The council looked at one another and nodded, but the High Sage's words assured them only a little.
"It could be a warning," his father said, tapping his gauntlet finger on the table. "A warning of what's to come. Are you sure that there wasn't anything else that happened?"
Fayte shook his head. "There was no leader in the attack. No message was given to us. As far as we could tell, it was just a random attack. Lord Jacob's son might know more but we will have to find him first. With the search party from Oaksblade gryphons helping out, I believe it will not take long."
The King sighed and leaned back against his throne as Emily looked at him with worry.
"If the Black City attacks again, we might not be able to withstand it," he said, rubbing his temples. "Not with him leading the Black Army."
"I will speak to her about this," Archimage Lasandra said. "She may still have her own ways to communicate with him. Still, there has been no movements outside the Black City for the past months. I've been to the Light Tower twice myself and my mages there have nothing to report."
"Aside from the Black City," the Bishop said, his words came out slowly but his voice was strong. "Is there no one else who could be responsible for this?"
They paused to think and-
"Un…lord of …lan," the High Sage murmured, reading his book.
"What did he say?" the King asked.
"Underlord of Hylan," his father repeated, turning back to Kestel. "You believe the Underlord is behind this?"
"Erm, not quite I think, my lord," said the Administrator, glancing at Kestel. "He means to ask the Underlord. Perhaps he has information to share."
The King scoffed. "The Underlord never has anything to share. At least not for free."
"It could be a stray necromancer or an earth mage," Archimage Lasandra said, resting her hand comfortably on her seat of ice. "Imitation magic… Hmm, I will not go so far as to say a foreign school of magic is involved here… yet. We know too little right now."
Everyone nodded, except for the High Sage who was busy reading.
"Send word to all towns and villages," the King commanded. "I want at least the following to be stationed at each place.
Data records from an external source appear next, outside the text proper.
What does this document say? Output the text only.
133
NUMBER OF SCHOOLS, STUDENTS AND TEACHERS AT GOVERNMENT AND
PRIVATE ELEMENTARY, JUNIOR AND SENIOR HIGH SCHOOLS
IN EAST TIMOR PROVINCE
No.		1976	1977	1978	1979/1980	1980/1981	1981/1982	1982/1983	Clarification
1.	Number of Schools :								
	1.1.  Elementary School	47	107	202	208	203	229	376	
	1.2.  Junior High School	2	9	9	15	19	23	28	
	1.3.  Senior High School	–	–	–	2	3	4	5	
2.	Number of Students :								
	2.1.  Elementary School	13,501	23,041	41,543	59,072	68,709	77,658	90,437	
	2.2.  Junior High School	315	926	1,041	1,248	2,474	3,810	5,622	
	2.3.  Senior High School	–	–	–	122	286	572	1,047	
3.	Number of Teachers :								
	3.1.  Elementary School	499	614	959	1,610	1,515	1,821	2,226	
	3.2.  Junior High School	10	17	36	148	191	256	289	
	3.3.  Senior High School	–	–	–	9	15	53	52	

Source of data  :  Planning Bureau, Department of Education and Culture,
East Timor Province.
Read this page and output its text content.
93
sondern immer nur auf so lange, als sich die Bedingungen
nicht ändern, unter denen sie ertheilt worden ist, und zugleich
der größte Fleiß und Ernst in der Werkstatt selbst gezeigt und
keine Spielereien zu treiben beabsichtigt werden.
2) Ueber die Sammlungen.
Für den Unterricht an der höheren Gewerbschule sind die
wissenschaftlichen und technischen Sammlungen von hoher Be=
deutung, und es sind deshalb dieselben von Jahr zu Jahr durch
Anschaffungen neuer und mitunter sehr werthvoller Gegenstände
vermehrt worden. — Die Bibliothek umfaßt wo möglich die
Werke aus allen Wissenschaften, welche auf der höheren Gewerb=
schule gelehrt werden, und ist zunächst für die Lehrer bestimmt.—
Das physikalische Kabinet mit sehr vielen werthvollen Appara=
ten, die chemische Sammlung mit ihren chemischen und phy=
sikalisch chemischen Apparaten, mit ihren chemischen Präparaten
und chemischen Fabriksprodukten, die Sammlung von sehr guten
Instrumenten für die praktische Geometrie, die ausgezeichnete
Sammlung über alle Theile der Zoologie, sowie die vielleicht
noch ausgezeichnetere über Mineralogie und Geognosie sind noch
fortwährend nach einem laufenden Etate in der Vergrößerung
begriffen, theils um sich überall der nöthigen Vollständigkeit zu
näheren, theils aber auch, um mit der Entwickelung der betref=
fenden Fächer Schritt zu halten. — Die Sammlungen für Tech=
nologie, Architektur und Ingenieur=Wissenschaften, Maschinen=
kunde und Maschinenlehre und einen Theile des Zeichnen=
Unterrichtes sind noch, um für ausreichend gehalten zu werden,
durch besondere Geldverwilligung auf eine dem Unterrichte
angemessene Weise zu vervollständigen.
One sorcerer, wizard, or two mages, one priest and two knights. If the village does not have their own militia, seven soldiers are to be sent as well, more if there is need for it. Inform all cities, castles and forts to be on their guard as well. Any objections?"
He looked at all who were present and all were in favour.
"End of session then," King Eardon said and stood-
"Saldara is sandy," said the High Sage.
The King rolled his eyes. Kestel had a habit of waiting until the last moment before speaking up. Even so, every person in Rondiar was willing to put up with the High Sage, even the King, so he sat down and looked at the boy.
"Langton…" the King warned when Kestel did not elaborate.
Administrator Langton cleared his throat nervously. "I-If I am not mistaken, what the High Sage means is that uh, this could have been caused by the Saldarians. Sand is part of earth, I believe."
And when it involved Saldara…
"But they want peace," Emily said, sitting up. "They wouldn't attack us for no reason. Not unless Ironsville provoked them."
"Ironsville did no such thing," Fayte said, taking offense. "Trust me."
"I… I didn't mean that," she said softly. "Sorry. What I meant was-"
"Saldara wants peace," Kestel said, getting up, his eyes still moving from left to right as he continued to read. "Create a problem."
The High Sage hopped off his seat and began walking out.
"Help fix problem. Make us grateful. Make us trust," he went on saying until he was at the door. "Then betray us. Kill us all."